We are fully ready to strengthen bilateral ties as well as to join hands for resolving complicated issues faced by the Islamic world”.

The Iranian President also affirmed that Iran’s sea and land will always be open to Qatar which Rouhani called a brotherly nation.

The conversation between President Rouhani and Qatar’s Emir demonstrates another own goal from the Saudi perspective. In trying to bully Qatar into becoming something of a puppet state vis-a-vis Saudi, Riyadh has actually pushed Qatar far closer into the embrace of Iran than it ever was or possibly could have been, prior to the Saudi led boycott.

Far from capitulating to ridiculous Saudi demands which are more reminiscent of the kind of threats against small entities which occurred during the Peloponnesian War than anything worthy of the 21st century, Qatar shall pursue its sovereign rights as a nation to develop bilateral relations with countries which haven’t decided to isolate Qatar. Qatar’s renewed relationship with Sunni Turkey and its expanding political and economic relations with Shi’a Iran mean that Qatar now has a more diverse portfolio of large regional non-Arab allies than Saudi does. While Turkey is not anti-Saudi, Turkey’s rebukes of Saudi in recent days and weeks demonstrate Ankara’s clear revulsion at the Saudi attitude to a neighbouring state.

All of this being said, Iran must be careful to remember that in until recently Qatar was fighting pro-Iranian Houthis in Yemen and has been instrumental in funding Salafist terrorist groups in Syria which opposed the Damascus led anti-terrorist coalition of which Iran is a member along with Russia and Hezbollah.

Rouhani’s remarks indicate that Iran is still publicly aware of this and privately Iran is almost certainly considering future prospects with Qatar far more cautiously than public statements would imply.

That being said, the idea that the Russian-Iranian-Turkish Astana Group for Syrian peace is little more than an element of a pro-Shi’a alliance with Turkey fuming from the sidelines, is looking increasingly like a simplistic analysis.

Turkey has distanced itself from US policy in Syria over America’s strong backing of Kurds and likewise Turkey has openly rejected the Greater Albania project which is strongly favoured by Washington and London. At the same time, Erdogan is increasingly moving closer to Iran and in a broader sense Russia on several key issues. Saudi has managed not only to bring Qatar closer to Iran but oddly has created the knock on effect of giving Turkey one more reason to distrust Washington.

The fact that Russia remains neutral over the Qatar crisis but has done so without shooting its own foot as America did after Donald Trump Tweeted that Qatar is guilty of sponsoring terrorism as Saudi accused it of being, all means that Russia’s level of respect in Doha has gone up while its position in Riyadh has still not necessarily gone down in any way.

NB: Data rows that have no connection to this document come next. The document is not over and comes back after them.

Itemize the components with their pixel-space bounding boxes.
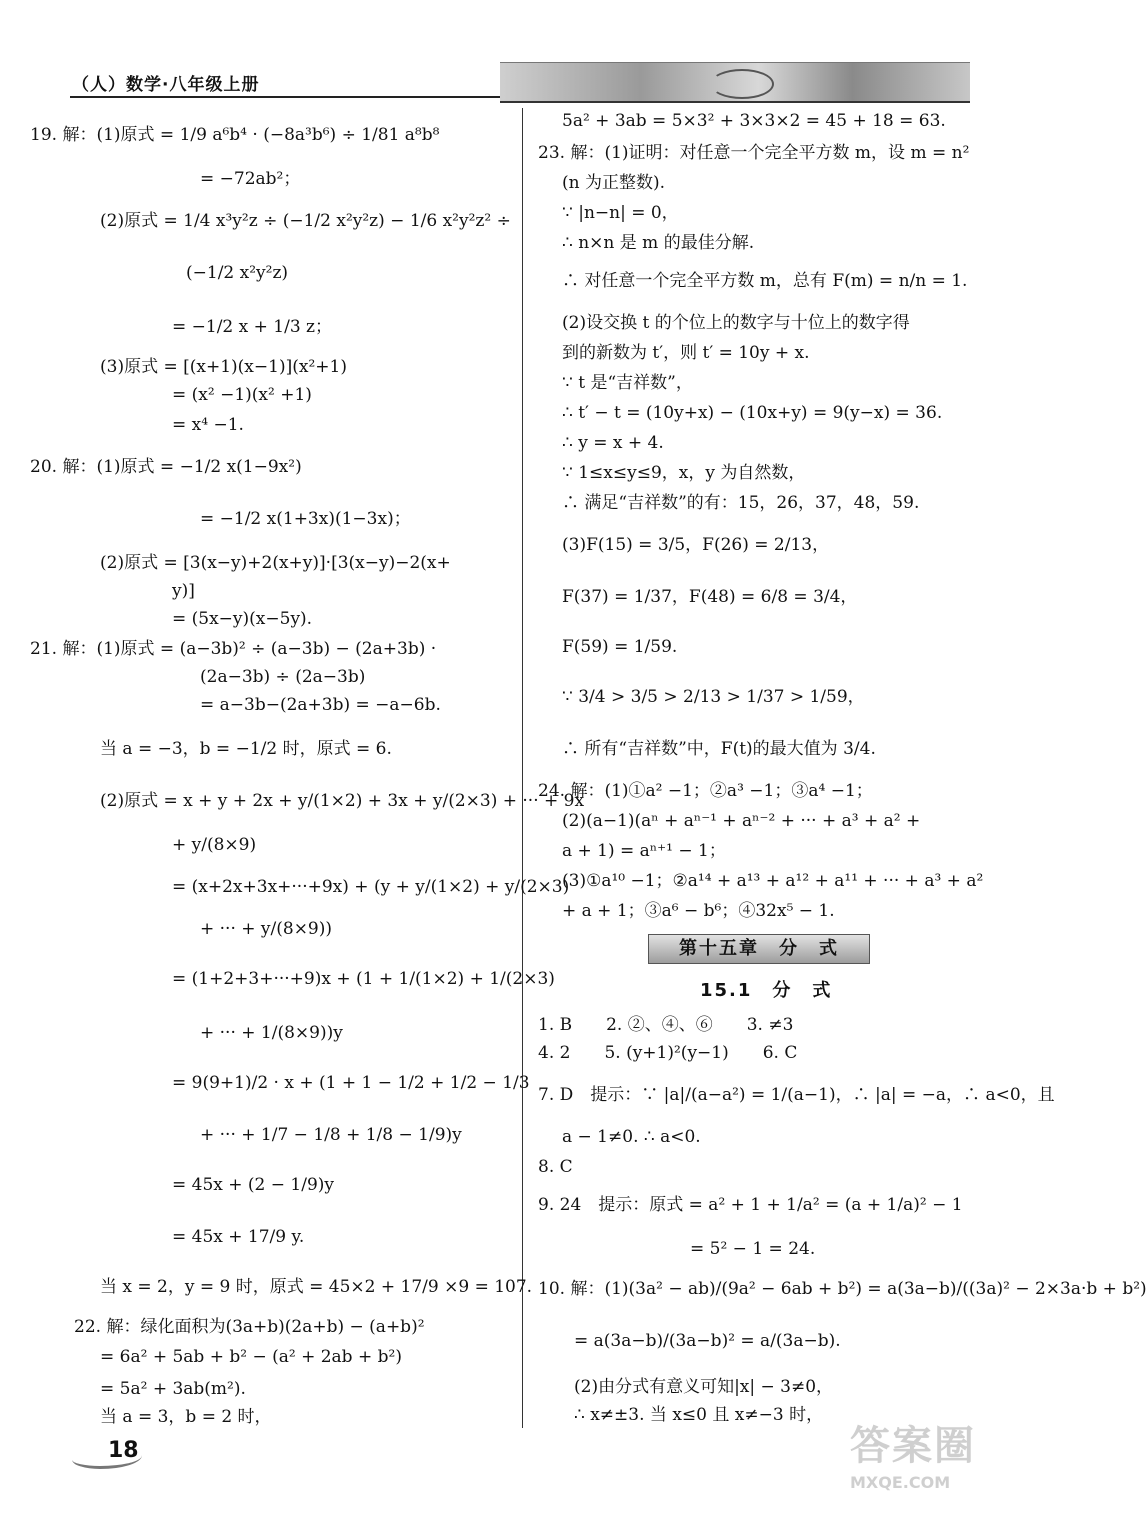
answer-line: (2)原式 = x + y + 2x + y/(1×2) + 3x + y/(2×3) + ··· + 9x: [100, 791, 585, 811]
answer-line: 21. 解：(1)原式 = (a−3b)² ÷ (a−3b) − (2a+3b) ·: [30, 639, 437, 659]
answer-line: ∴ n×n 是 m 的最佳分解.: [562, 233, 755, 253]
answer-line: (3)原式 = [(x+1)(x−1)](x²+1): [100, 357, 347, 377]
answer-line: (2a−3b) ÷ (2a−3b): [200, 667, 366, 687]
answer-line: + a + 1；③a⁶ − b⁶；④32x⁵ − 1.: [562, 901, 835, 921]
answer-line: 到的新数为 t′，则 t′ = 10y + x.: [562, 343, 810, 363]
book-title: （人）数学·八年级上册: [72, 75, 260, 95]
answer-line: = (1+2+3+···+9)x + (1 + 1/(1×2) + 1/(2×3): [172, 969, 555, 989]
page-header: [0, 0, 1000, 100]
answer-line: 20. 解：(1)原式 = −1/2 x(1−9x²): [30, 457, 302, 477]
answer-line: (3)①a¹⁰ −1；②a¹⁴ + a¹³ + a¹² + a¹¹ + ··· + a³ + a²: [562, 871, 984, 891]
watermark-url: MXQE.COM: [850, 1473, 951, 1492]
watermark: [850, 1414, 982, 1504]
answer-line: a + 1) = aⁿ⁺¹ − 1；: [562, 841, 726, 861]
answer-line: (2)设交换 t 的个位上的数字与十位上的数字得: [562, 313, 910, 333]
answer-line: (2)(a−1)(aⁿ + aⁿ⁻¹ + aⁿ⁻² + ··· + a³ + a² +: [562, 811, 921, 831]
header-banner-image: [500, 62, 970, 103]
column-divider: [522, 108, 523, 1428]
header-rule: [70, 96, 502, 98]
answer-line: = a(3a−b)/(3a−b)² = a/(3a−b).: [574, 1331, 841, 1351]
answer-line: 19. 解：(1)原式 = 1/9 a⁶b⁴ · (−8a³b⁶) ÷ 1/81 a⁸b⁸: [30, 125, 440, 145]
answer-line: = x⁴ −1.: [172, 415, 244, 435]
answer-line: = −72ab²；: [200, 169, 301, 189]
answer-line: = (x+2x+3x+···+9x) + (y + y/(1×2) + y/(2×3): [172, 877, 570, 897]
section-title: 15.1 分 式: [700, 980, 833, 1001]
answer-line: (2)原式 = [3(x−y)+2(x+y)]·[3(x−y)−2(x+: [100, 553, 451, 573]
answer-line: + ··· + 1/7 − 1/8 + 1/8 − 1/9)y: [200, 1125, 462, 1145]
answer-line: = (x² −1)(x² +1): [172, 385, 312, 405]
answer-line: = −1/2 x + 1/3 z；: [172, 317, 333, 337]
answer-line: (n 为正整数).: [562, 173, 666, 193]
answer-line: 8. C: [538, 1157, 573, 1177]
answer-line: 5a² + 3ab = 5×3² + 3×3×2 = 45 + 18 = 63.: [562, 111, 946, 131]
answer-line: ∴ y = x + 4.: [562, 433, 664, 453]
answer-line: ∵ 3/4 > 3/5 > 2/13 > 1/37 > 1/59，: [562, 687, 865, 707]
answer-line: 22. 解：绿化面积为(3a+b)(2a+b) − (a+b)²: [74, 1317, 425, 1337]
answer-line: = 5a² + 3ab(m²).: [100, 1379, 246, 1399]
answer-line: (2)原式 = 1/4 x³y²z ÷ (−1/2 x²y²z) − 1/6 x²y²z² ÷: [100, 211, 511, 231]
answer-line: = (5x−y)(x−5y).: [172, 609, 313, 629]
answer-line: = 45x + 17/9 y.: [172, 1227, 305, 1247]
answer-line: 7. D 提示：∵ |a|/(a−a²) = 1/(a−1)，∴ |a| = −a，∴ a<0，且: [538, 1085, 1055, 1105]
answer-line: ∴ x≠±3. 当 x≤0 且 x≠−3 时，: [574, 1405, 824, 1425]
answer-line: ∴ 对任意一个完全平方数 m，总有 F(m) = n/n = 1.: [562, 271, 968, 291]
answer-line: F(37) = 1/37，F(48) = 6/8 = 3/4，: [562, 587, 858, 607]
answer-line: = −1/2 x(1+3x)(1−3x)；: [200, 509, 411, 529]
answer-line: 当 a = −3，b = −1/2 时，原式 = 6.: [100, 739, 392, 759]
answer-line: 1. B 2. ②、④、⑥ 3. ≠3: [538, 1015, 794, 1035]
answer-line: + ··· + 1/(8×9))y: [200, 1023, 343, 1043]
answer-line: a − 1≠0. ∴ a<0.: [562, 1127, 701, 1147]
answer-line: 24. 解：(1)①a² −1；②a³ −1；③a⁴ −1；: [538, 781, 873, 801]
answer-line: (3)F(15) = 3/5，F(26) = 2/13，: [562, 535, 830, 555]
answer-line: = 45x + (2 − 1/9)y: [172, 1175, 335, 1195]
answer-line: + ··· + y/(8×9)): [200, 919, 333, 939]
answer-line: 当 a = 3，b = 2 时，: [100, 1407, 272, 1427]
answer-line: ∵ 1≤x≤y≤9，x，y 为自然数，: [562, 463, 806, 483]
answer-line: ∴ t′ − t = (10y+x) − (10x+y) = 9(y−x) = 36.: [562, 403, 943, 423]
chapter-title: 第十五章 分 式: [648, 934, 870, 964]
answer-line: ∵ |n−n| = 0，: [562, 203, 679, 223]
answer-line: = 5² − 1 = 24.: [690, 1239, 816, 1259]
answer-line: ∵ t 是“吉祥数”，: [562, 373, 693, 393]
answer-line: 当 x = 2，y = 9 时，原式 = 45×2 + 17/9 ×9 = 107.: [100, 1277, 533, 1297]
page-number: 18: [108, 1438, 139, 1463]
answer-line: = a−3b−(2a+3b) = −a−6b.: [200, 695, 441, 715]
answer-line: ∴ 满足“吉祥数”的有：15，26，37，48，59.: [562, 493, 920, 513]
answer-line: = 9(9+1)/2 · x + (1 + 1 − 1/2 + 1/2 − 1/3: [172, 1073, 530, 1093]
answer-line: 23. 解：(1)证明：对任意一个完全平方数 m，设 m = n²: [538, 143, 970, 163]
answer-line: y)]: [172, 581, 195, 601]
answer-line: 10. 解：(1)(3a² − ab)/(9a² − 6ab + b²) = a(3a−b)/((3a)² − 2×3a·b + b²): [538, 1279, 1147, 1299]
answer-line: 4. 2 5. (y+1)²(y−1) 6. C: [538, 1043, 798, 1063]
answer-line: 9. 24 提示：原式 = a² + 1 + 1/a² = (a + 1/a)² − 1: [538, 1195, 963, 1215]
answer-line: = 6a² + 5ab + b² − (a² + 2ab + b²): [100, 1347, 402, 1367]
answer-line: ∴ 所有“吉祥数”中，F(t)的最大值为 3/4.: [562, 739, 876, 759]
answer-line: + y/(8×9): [172, 835, 257, 855]
answer-line: F(59) = 1/59.: [562, 637, 678, 657]
answer-line: (2)由分式有意义可知|x| − 3≠0，: [574, 1377, 834, 1397]
watermark-logo: 答案圈: [850, 1423, 976, 1469]
answer-line: (−1/2 x²y²z): [186, 263, 289, 283]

In this sense, it is not Russia and Iran that are forming a Shi’a crescent but it is Saudi that is attempting to form a Sunni crescent leading from the Gulf across the Red Sea to Egypt with only besieged civil war torn Yemen in the way.

But Qatar’s relationship with Iran has shown a fatal flaw in the Shi’a versus Sunni propaganda that has come out of Saudi for years. The reality is that economics and issues of security will generally trump ideological concerns, especially in an era of falling energy prices.

At the end of the day, with the exception of an increasingly close relationship with Egypt, albeit one that won’t fundamentally change Egypt’s character as a secular multi-faith state, it is Saudi which may become increasingly isolated. While America and Israel doubtlessly lean closer to Saudi, America will always tend to maintain public neutrality and Israel at the end of the day is a disloyal ally to all but itself as President Nixon and Obama’s difficult relationships with Israel leaders attests to.

Saudi’s impetuous style of ‘diplomacy’ in what can be called the era of Mohamamd bin Salman is already starting to backfire substantially and this is merely the beginning.